AG Rosenheim, Urteil as of 5/12/2020
Aktenzeichen 2 Ls 600 Js 19001/19

Key issues

Entscheidung im Strafverfahren wegen Zwangsprostitution; Vorgehen nach sogenannter `Loverboy-Methode´; Urteil nach Verständigung; Freiheitsstrafe von einem Jahr und acht Monaten

Summary

Das Amtsgericht (AG) verurteilt den Angeklagten, einen Rocker der Hells-Angels, unter anderem wegen Zwangsprostitution zu einer Freiheitsstrafe von einem Jahr und acht Monaten.

Der Angeklagte (A) hatte die Zeugin V, die eine seiner Freundinnen war, durch die sog. `Loverboy-Methode´ dazu gebracht, der Prostitution nachzugehen. Die V war hoch verschuldet, hatte bereits eine eidesstattliche Erklärung abgegeben und für ihre Konten liefen Pfändungen. Im Wissen hierum hat der Angeklagte sie motiviert, durch Prostitution Geld zu verdienen. Er hat den Kontakt zu einer weiteren Freundin, der Zeugin F hergestellt, die bereits für ihn der Prostitution nachging, um die V anzuleiten. Die V verdiente daraufhin als Prostituierte rund 9.000 € in zwei Wochen und musste alles dem A geben, der ihr nur einen geringen Betrag für Lebensmittel u.ä. beließ. Der Angeklagte erklärte der V, wenn sie nicht weiter für ihn arbeiten wolle, müsse sie eine Ablösung in Höhe von 30.000 € bezahlen.

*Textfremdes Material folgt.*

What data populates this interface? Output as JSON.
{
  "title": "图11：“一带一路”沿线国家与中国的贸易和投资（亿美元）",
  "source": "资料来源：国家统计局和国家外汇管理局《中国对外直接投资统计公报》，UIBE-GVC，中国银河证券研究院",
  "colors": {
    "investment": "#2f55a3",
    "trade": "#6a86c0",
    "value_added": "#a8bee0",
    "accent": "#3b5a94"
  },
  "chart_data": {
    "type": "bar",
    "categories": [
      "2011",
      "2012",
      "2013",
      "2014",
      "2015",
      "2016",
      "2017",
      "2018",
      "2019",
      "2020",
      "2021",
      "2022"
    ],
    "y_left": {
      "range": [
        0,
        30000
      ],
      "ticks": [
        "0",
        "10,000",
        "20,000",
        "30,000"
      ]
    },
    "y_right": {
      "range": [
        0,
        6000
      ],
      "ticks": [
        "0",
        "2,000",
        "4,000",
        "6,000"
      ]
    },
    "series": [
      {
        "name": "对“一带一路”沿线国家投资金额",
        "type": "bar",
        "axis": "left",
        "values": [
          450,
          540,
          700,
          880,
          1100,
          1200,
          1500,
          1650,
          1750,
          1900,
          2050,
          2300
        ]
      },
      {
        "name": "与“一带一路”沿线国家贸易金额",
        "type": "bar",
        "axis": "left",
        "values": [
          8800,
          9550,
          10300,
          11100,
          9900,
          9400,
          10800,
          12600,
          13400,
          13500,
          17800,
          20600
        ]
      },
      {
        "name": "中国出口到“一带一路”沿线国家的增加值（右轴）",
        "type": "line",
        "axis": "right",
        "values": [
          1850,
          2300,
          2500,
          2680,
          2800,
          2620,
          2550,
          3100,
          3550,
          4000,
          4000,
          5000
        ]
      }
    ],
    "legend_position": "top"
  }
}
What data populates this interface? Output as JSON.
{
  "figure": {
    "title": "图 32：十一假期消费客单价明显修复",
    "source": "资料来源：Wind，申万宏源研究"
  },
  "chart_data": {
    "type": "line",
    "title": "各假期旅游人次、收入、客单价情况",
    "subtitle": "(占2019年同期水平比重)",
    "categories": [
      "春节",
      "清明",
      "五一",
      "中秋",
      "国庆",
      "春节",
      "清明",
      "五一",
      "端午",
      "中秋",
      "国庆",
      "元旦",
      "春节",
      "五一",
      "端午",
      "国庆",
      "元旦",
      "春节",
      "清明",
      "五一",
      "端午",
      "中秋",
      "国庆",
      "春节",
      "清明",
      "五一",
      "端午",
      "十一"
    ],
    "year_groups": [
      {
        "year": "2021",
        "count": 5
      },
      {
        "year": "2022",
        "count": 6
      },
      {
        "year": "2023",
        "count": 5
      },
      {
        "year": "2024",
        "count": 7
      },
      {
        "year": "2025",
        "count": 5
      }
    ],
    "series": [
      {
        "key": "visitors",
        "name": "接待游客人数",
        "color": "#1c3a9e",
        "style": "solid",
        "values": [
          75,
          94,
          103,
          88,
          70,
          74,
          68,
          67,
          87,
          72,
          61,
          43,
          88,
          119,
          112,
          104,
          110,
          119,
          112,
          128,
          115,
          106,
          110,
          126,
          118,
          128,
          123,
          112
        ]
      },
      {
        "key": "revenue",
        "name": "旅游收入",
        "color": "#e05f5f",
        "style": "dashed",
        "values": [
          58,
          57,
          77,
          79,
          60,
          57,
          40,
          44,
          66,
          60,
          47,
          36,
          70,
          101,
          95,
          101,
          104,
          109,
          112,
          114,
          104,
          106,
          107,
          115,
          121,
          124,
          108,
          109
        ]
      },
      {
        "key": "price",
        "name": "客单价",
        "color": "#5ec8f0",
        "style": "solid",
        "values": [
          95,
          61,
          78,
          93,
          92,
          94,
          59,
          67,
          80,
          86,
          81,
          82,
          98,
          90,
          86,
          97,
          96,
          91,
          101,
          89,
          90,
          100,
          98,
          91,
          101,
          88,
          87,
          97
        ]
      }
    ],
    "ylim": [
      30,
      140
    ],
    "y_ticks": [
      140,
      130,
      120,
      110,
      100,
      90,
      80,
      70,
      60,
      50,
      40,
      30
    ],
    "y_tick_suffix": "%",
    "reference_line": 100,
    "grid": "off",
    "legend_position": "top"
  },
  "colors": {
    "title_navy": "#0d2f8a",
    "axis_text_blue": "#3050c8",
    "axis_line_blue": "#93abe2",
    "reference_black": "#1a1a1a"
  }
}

Die ebenfalls für den A arbeitende F verdiente im Jahr mehr als 100.000 €. Auch die F war überschuldet und auch gegen sie liefen Zwangsvollstreckungsmaßnahmen. Aufgrund des Umstandes, dass der Angeklagte den Frauen ihre Einnahmen fast komplett abnahm und zur Finanzierung seines luxuriösen Lebensstils verwandte, waren die gegen die beiden Frauen laufenden Zwangsvollstreckungsmaßnahmen erfolglos.

Das AG sah den Tatbestand der Zwangsprostitution, Zuhälterei und Beihilfe zur Vereitelung der Zwangsvollstreckung erfüllt und verurteilte den Angeklagten (nach einer Verständigung im Sinne des § 257c Strafprozessordnung) zu einer Freiheitsstrafe von einem Jahr und acht Monaten. Hierbei wurde im Rahmen der Strafzumessung zu seinen Gunsten sein Geständnis berücksichtigt und dass er keine körperliche Gewalt gegen die Frauen angewandt hatte.

Eine Aussetzung zur Bewährung kam für das Gericht aufgrund der Vorstrafen und der schlechten Sozialprognose nicht in Betracht.